By ANGUS McNEICE in London | China Daily Global | Updated: 2019-09-04 09:39


Ongoing protests over meat prices in the Republic of Ireland have prevented officials from carrying out work intended to increase the nation's beef exports to China.

A Chinese delegation of veterinary and customs inspectors was unable to enter the Kepak meat plant in Athleague in Western Ireland on Monday due to striking farmers picketing outside the facility.

Irish farmers say they are not being paid enough for their cattle by meat processors and have held protests across the country since early August.

The Chinese delegation was due to inspect the Kepak plant, and others in Ireland, in order to approve the sale of meat to China. The Irish government has confirmed that the delegation has completed some but not all of 12 scheduled inspections.

A Kepak spokesman said the company has sought such approval for years, but the strikes have now put the process in jeopardy.
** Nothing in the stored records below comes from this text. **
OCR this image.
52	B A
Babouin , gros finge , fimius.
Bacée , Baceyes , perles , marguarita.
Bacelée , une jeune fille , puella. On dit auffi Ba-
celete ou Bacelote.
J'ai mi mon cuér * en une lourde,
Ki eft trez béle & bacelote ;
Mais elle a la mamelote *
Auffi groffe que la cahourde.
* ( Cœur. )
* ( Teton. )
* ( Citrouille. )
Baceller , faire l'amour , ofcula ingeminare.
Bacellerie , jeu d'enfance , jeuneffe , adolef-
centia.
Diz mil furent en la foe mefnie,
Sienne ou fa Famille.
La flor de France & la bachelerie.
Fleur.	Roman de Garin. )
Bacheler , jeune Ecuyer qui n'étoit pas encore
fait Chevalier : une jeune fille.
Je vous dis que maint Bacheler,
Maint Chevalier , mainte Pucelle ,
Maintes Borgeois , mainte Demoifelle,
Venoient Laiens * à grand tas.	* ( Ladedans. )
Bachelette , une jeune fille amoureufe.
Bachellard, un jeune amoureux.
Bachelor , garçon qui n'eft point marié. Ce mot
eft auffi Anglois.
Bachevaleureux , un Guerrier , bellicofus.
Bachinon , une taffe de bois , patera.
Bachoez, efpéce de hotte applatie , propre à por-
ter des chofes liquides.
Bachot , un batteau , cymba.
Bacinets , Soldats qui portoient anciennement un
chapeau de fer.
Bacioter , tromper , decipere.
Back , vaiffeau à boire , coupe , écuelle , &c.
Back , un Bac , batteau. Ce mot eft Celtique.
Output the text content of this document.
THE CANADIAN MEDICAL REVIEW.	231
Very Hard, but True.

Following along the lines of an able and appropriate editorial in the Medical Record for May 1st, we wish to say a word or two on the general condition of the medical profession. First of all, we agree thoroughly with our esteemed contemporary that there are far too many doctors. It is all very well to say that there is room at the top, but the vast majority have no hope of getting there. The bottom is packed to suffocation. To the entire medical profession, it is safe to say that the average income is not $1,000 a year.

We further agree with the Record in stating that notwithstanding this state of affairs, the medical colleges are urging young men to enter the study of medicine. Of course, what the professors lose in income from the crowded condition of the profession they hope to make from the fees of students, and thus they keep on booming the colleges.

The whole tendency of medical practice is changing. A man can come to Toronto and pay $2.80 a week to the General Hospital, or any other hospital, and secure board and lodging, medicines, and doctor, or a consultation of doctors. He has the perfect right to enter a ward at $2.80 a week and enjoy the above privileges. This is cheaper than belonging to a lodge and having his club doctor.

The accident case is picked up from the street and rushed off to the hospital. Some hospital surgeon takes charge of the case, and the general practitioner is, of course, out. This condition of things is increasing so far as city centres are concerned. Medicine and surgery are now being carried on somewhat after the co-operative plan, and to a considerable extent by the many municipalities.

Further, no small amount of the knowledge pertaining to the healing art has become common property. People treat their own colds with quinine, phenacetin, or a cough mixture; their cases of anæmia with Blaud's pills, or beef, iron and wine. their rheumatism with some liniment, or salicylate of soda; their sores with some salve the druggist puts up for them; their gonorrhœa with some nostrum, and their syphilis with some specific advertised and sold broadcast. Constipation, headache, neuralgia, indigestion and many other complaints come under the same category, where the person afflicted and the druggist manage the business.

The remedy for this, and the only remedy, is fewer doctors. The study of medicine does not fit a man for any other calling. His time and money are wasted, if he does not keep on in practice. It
"This behavior today, by people who claim to represent the interests of farmers, is a massive own goal and the cost of the failure to get this site Chinese export approved will be primarily borne by west of Ireland farmers for many years," the spokesman told The Irish Times.

"Given the uncertainty around Brexit and the current weak meat market across Europe, China is one significant growth market that offers great potential for Irish beef and lamb."

Ireland exports around 90 percent of its beef, and currently half of all beef exports go to the United Kingdom.

Meat producers are concerned that this trade will be severely impacted if the UK leaves the European Union without a trade deal in place.

Ireland is keen to bolster trading relationships with other markets in order to off set any Brexit-related disruption.

In 2018, Ireland exported 2.8 million euro ($3.1 million) of beef to China. Ireland's minister for agriculture, Michael Creed, said the government was hoping to double that figure this year.

"When all of that is said and done and this issue is resolved, we will be looking for new markets for beef, and China is a very significant market with some 1.4 billion people, so it offers huge potential for Irish beef producers," Creed said on Monday.

Twelve meat plants in Ireland have temporarily shut down operations due to the ongoing protests.

Meat Industry Ireland, which represents the business interests of the beef and lamb processing sector in the country, said that the price of cattle has been impacted by low demand in the UK and strong supply elsewhere in Europe.

But farmers argue that processors and retailers have undercut their profits to the point where current prices are below the cost of production.

The Irish Farmers' Association, or IFA, has asked Creed to establish a commission on transparency in the supply chain.

"Farmers are entitled to know the truth about who is making what from their cattle in the beef supply chain," said Joe Healy, the IFA's president.